HTS-Technology for hybrid electric aircraft

The world of transportation is in a transition: From combustion engines to electric machines. This change is getting more and more momentum on the land, on the sea and in recent years also in the air. On the one hand, electric aircraft is supposed to open absolutely new opportunities for urban mobility with such concepts as prosed and currently heaviliy investigated by Uber, Vahana, CityAirbus or Lilium. On the other hand electric aircraft and in particular hybrid electric aircraft will allow to reduce the COx, NOx and noise emissions as required by the ACARE 2050 goals. Although demonstrated by several proof-of-concepts maiden flights by Siemens in close collaboration with Diamond Aircraft, Magnus and EXTRA that hybrid electric flight is possible, there are many technical challenges on the road to the entry into service of hybrid electric regional jet. Siemens and Airbus have a started collaboration in June 2016 to adress jointly this challanges and make a large step towards this ambitious goal. The challenges relate mainly to the weight and efficiency of electric propulsion components. Motors and generators at the multi-MW scale have been available for industrial applications for a large time - however at such weights that render flying with them impossible. With a power-to-weight ratio of around 0.5 kW/kg traction drives for motors or ships are significantly heavier than gas turbines which have a typical power-to-weight ratio of about 5 kW/kg to 9 kW/kg. With the SP260D Siemens Aircraft developed a electric propulsion direct drive motor with power of 260 kW and a weight of roughly 50 kg, therefore a power-to-weight ratio of about 5.2 kW/kg which is the currently world record. For doing so we went to the edge of magnetic, mechanical, thermal and electric properties of materials and involved numerical optimization to be as lightweight as possible. Nonetheless we need to take an additional big step. How to go even further with lightweight electric machines?
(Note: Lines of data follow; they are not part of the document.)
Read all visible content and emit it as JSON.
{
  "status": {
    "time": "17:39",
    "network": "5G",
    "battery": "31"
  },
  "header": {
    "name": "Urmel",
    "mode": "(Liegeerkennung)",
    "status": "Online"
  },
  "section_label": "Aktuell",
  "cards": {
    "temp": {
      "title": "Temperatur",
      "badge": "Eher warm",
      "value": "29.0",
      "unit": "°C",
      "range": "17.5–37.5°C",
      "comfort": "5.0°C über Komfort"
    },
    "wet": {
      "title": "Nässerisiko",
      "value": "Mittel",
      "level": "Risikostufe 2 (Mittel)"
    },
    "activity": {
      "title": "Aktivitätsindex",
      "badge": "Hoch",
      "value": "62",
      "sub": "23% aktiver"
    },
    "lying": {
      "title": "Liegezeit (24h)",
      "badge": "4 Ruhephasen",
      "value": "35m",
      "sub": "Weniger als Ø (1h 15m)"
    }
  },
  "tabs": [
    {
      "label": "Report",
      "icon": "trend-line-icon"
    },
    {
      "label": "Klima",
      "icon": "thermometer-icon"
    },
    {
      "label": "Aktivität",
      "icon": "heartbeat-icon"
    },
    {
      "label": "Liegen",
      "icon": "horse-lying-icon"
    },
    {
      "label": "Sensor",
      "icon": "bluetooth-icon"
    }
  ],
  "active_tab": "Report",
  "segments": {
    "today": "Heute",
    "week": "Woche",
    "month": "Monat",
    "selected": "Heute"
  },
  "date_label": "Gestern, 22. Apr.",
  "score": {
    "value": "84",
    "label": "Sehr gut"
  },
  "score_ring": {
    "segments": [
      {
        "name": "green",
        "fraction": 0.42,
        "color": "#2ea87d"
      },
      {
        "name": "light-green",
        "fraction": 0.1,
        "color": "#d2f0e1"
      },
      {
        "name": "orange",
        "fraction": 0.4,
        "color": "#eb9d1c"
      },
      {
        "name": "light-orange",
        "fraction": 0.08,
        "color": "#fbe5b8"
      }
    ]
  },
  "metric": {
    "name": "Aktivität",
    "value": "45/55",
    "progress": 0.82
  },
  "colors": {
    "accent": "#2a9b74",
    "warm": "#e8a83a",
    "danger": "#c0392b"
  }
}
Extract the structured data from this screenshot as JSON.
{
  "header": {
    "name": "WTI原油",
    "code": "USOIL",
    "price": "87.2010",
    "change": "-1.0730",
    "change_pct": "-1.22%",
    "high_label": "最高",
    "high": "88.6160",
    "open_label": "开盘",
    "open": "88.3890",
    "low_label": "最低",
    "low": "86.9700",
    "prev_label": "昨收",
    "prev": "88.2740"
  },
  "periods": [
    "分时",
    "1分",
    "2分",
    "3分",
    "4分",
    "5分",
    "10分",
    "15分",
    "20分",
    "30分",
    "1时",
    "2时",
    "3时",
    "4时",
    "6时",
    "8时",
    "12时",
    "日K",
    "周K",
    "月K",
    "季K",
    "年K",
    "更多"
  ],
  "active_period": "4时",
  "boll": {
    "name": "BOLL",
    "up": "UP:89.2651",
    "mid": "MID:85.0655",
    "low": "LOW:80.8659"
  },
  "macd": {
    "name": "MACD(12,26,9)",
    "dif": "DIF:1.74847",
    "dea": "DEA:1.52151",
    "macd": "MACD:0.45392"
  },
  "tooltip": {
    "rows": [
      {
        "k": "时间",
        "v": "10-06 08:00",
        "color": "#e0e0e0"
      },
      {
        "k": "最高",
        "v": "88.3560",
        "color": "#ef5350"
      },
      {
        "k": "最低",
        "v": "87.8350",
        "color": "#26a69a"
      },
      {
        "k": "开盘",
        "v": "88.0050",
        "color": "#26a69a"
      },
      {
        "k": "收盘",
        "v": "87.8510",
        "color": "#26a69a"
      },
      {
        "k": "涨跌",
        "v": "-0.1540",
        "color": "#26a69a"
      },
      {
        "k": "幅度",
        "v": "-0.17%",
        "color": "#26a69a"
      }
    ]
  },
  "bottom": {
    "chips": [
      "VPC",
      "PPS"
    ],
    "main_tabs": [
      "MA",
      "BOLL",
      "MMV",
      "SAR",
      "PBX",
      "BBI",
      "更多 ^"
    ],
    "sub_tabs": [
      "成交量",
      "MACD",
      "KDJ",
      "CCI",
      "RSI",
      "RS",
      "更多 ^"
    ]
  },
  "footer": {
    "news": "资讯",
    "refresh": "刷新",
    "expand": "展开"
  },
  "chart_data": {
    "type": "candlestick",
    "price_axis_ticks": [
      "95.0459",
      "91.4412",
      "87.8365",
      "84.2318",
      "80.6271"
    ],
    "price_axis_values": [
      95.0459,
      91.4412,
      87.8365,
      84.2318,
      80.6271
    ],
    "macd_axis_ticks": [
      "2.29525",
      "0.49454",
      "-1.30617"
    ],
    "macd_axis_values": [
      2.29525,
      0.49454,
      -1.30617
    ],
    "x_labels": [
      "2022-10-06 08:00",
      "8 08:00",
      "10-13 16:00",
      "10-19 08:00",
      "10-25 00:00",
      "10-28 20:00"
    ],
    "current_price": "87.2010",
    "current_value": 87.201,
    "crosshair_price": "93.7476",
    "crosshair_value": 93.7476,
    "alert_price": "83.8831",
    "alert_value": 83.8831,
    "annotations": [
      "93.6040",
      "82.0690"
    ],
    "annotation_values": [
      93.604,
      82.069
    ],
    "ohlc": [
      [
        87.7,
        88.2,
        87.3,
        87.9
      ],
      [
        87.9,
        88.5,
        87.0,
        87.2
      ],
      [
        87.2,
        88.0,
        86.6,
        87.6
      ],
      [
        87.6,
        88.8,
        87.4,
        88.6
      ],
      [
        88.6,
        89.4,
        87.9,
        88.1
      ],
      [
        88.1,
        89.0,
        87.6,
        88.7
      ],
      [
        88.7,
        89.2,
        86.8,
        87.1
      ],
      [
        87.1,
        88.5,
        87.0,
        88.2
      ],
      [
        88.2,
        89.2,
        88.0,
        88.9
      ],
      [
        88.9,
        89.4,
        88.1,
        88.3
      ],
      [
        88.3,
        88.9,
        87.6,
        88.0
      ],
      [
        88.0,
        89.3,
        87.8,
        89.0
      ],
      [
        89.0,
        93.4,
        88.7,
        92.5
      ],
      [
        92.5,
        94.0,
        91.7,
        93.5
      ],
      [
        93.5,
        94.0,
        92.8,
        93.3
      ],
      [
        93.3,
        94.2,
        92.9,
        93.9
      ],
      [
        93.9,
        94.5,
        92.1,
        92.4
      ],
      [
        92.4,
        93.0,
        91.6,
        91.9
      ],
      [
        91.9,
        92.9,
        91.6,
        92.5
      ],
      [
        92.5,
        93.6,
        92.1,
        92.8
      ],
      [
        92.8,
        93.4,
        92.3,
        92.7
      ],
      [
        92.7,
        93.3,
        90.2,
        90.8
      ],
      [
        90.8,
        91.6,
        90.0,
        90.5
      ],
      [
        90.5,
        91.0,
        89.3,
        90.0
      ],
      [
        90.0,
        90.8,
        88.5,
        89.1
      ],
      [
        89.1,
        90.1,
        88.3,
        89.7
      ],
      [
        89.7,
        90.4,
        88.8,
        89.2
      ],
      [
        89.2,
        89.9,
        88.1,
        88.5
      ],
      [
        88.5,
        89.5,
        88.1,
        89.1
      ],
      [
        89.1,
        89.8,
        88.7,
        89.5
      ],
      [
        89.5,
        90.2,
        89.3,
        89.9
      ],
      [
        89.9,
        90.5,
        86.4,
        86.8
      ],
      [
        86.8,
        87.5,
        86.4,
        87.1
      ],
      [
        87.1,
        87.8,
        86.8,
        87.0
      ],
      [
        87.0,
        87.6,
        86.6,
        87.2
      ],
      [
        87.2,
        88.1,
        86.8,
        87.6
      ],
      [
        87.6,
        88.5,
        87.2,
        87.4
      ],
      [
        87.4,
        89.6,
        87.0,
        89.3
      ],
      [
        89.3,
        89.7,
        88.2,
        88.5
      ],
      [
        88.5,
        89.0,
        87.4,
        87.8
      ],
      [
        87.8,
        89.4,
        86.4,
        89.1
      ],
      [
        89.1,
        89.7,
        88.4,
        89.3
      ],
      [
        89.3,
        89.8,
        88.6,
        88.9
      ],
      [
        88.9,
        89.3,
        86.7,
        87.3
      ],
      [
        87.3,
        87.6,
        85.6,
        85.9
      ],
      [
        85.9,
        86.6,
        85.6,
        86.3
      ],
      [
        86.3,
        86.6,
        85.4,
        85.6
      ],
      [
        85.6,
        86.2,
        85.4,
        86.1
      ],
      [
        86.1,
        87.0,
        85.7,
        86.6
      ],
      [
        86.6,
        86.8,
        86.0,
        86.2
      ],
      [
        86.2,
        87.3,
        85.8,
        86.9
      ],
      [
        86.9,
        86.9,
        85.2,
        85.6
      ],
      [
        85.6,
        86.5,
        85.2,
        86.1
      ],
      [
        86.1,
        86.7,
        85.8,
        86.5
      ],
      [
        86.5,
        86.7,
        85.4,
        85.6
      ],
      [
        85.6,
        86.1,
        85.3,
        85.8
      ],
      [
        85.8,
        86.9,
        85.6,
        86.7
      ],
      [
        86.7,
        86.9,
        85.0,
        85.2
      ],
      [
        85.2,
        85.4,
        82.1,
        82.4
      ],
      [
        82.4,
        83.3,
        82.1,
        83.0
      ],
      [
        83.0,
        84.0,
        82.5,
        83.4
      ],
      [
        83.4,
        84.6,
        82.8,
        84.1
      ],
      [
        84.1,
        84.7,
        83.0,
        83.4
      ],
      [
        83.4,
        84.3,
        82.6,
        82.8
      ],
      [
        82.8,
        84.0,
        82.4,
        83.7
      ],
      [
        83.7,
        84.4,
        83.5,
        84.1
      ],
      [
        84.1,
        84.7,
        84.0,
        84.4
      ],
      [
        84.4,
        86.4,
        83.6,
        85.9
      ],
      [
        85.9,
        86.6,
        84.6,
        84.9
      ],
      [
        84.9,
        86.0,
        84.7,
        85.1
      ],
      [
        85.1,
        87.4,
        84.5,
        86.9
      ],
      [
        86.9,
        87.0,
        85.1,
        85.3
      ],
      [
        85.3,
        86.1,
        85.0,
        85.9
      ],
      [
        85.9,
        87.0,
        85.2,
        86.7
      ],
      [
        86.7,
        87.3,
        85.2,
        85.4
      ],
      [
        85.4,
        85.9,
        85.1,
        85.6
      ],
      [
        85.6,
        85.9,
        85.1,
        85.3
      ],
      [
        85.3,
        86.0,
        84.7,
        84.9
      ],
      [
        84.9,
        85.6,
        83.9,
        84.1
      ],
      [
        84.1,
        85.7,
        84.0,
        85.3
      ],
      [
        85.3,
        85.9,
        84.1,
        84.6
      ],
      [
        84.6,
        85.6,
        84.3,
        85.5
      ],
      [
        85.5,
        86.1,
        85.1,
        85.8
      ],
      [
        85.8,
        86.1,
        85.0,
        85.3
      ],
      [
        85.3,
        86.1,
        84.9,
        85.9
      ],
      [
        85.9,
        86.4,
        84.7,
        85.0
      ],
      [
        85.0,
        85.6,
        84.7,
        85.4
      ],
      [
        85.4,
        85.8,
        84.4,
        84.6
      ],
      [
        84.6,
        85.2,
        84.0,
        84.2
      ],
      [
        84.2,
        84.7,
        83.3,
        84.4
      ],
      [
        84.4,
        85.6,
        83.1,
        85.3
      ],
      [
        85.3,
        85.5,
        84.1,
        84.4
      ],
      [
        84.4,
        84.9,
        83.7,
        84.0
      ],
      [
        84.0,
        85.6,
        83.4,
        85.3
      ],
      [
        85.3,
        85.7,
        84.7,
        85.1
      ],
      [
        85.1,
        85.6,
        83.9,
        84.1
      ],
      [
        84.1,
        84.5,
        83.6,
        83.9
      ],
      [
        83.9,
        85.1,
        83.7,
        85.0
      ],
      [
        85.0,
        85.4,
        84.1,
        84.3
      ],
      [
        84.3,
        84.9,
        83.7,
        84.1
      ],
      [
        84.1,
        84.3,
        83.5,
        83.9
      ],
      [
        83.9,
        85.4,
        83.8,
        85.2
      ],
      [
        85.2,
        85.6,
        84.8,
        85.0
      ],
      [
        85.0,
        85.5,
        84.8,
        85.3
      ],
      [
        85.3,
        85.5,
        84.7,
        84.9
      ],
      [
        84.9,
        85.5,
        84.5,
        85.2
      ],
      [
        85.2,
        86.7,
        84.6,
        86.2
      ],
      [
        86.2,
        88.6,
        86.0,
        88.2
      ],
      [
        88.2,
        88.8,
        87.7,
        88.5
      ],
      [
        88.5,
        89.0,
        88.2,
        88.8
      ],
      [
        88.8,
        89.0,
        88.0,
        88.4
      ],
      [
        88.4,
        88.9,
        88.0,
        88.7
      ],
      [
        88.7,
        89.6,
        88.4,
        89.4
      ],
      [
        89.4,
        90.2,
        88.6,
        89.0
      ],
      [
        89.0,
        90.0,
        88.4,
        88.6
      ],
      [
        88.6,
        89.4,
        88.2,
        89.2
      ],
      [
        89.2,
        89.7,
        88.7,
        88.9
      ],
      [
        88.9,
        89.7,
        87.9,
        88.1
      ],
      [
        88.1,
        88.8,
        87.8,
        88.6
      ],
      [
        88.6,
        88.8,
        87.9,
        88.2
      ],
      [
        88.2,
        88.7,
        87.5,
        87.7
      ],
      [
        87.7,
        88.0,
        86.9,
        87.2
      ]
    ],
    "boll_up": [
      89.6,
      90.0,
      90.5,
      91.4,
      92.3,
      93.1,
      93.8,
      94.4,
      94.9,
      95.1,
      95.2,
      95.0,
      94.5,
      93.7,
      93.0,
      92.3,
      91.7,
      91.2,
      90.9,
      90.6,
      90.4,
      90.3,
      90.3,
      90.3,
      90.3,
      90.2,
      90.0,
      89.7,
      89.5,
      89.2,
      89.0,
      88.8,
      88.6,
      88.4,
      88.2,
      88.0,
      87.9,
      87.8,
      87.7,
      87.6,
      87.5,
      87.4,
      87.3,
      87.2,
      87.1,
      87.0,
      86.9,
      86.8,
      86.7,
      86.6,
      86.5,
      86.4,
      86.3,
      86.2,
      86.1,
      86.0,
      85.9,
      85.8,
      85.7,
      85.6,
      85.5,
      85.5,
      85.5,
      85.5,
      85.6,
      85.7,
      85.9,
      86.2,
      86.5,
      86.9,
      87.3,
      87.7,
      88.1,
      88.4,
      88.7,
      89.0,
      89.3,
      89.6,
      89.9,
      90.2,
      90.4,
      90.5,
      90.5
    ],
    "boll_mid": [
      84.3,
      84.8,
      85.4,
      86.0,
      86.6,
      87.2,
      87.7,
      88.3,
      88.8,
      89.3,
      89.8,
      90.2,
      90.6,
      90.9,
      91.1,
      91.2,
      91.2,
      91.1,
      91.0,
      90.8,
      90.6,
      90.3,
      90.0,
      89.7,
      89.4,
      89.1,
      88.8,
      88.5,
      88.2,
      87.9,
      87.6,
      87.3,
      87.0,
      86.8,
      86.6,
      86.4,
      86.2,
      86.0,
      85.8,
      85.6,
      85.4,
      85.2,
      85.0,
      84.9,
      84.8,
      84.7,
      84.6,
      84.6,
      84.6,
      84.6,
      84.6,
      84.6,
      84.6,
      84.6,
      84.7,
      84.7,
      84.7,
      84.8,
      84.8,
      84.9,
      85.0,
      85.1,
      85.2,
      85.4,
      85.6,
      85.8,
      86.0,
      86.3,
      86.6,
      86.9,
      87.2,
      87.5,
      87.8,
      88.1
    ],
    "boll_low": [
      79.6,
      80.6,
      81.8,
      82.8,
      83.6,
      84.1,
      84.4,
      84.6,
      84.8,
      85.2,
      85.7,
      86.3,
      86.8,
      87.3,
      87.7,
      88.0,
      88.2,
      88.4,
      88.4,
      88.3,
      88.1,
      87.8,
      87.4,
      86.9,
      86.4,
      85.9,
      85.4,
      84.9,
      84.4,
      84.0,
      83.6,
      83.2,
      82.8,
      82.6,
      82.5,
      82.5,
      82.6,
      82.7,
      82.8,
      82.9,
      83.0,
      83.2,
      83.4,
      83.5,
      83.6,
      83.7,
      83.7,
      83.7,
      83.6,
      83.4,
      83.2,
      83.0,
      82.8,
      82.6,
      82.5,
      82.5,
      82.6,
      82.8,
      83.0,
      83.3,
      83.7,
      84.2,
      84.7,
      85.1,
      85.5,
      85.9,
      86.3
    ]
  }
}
An immense opportunity could offer high tempereratur superconductors as they allow far higher airgap magnetic fields than the best NeFeB magnets and much higher current densities in the stator. In this talk I would like to adress in how far superconductivity could allow to significatly increase the power-to-weight ratio of hybrid electric propulsion systems and therefore be a key technology for hybrid electric aircraft.